Welcome @l.hughes! Technically, there isn’t a hard limit on how many samples you include in your tree, but we’ve found that with more than 10,000 samples our builds take much longer to run and Auspice (the visualization tool that powers nextstrain.org’s pathogen views) slows down to the point where it is nearly unusable. The number of samples you include depends on the questions you’re trying to answer with your tree(s), so even though 10,000 might be an upper bound, you may only need a fraction of that many samples to answer your questions. For the Nextstrain SARS-CoV-2 builds, we target ~4,000 samples per tree.

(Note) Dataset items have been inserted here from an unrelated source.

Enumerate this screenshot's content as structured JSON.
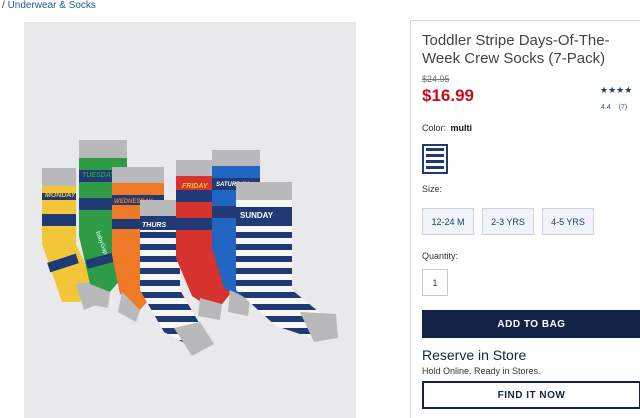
{
  "breadcrumb": {
    "separator": "/",
    "link": "Underwear & Socks"
  },
  "product": {
    "title": "Toddler Stripe Days-Of-The-Week Crew Socks (7-Pack)",
    "old_price": "$24.95",
    "price": "$16.99",
    "stars": "★★★★",
    "rating_value": "4.4",
    "rating_count": "(7)",
    "rating_stars_fraction": 0.88
  },
  "color": {
    "label": "Color:",
    "value": "multi"
  },
  "size": {
    "label": "Size:",
    "options": [
      "12-24 M",
      "2-3 YRS",
      "4-5 YRS"
    ]
  },
  "quantity": {
    "label": "Quantity:",
    "value": "1"
  },
  "actions": {
    "add_to_bag": "ADD TO BAG",
    "find_it_now": "FIND IT NOW"
  },
  "reserve": {
    "title": "Reserve in Store",
    "subtitle": "Hold Online. Ready in Stores."
  },
  "image": {
    "sock_labels": [
      "MONDAY",
      "TUESDAY",
      "WEDNESDAY",
      "THURS",
      "FRIDAY",
      "SATURDAY",
      "SUNDAY"
    ],
    "brand_mark": "babyGap",
    "colors": {
      "background": "#e9e9ec",
      "navy": "#1f3a75",
      "yellow": "#f3c63a",
      "green": "#2e9b45",
      "orange": "#ef7a26",
      "red": "#d7322e",
      "blue": "#2266c4",
      "white": "#f7f7f7",
      "gray": "#b9b9bc",
      "price_red": "#c40f1e",
      "button_navy": "#122347"
    }
  }
}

Choosing a subsampling protocol is a major open question in the field. One common approach for region-specific analyses (e.g., country- or state-level analyses) is to maximize the number of samples from the region of interest and add as many contextual samples from the rest of the world as possible to run your maximum preferred number of samples. For example, see the CDC/SPHERES state- and territory-level subsampling scheme where each build requests 1000 samples per focal state/territory, 800 contextual samples from the rest of the USA, and 800 contextual samples from the rest of the world. The Nextstrain builds use a more complicated temporal and geographic subsampling to select fewer sequences from earlier in the pandemic and more recent sequences. In both of these cases, the specific subsampling protocol reflects a process of trial and error based on expert review.
The subsampling question is one that @alliblk and @wcassias have both been thinking about a lot, too, and they may have additional suggestions.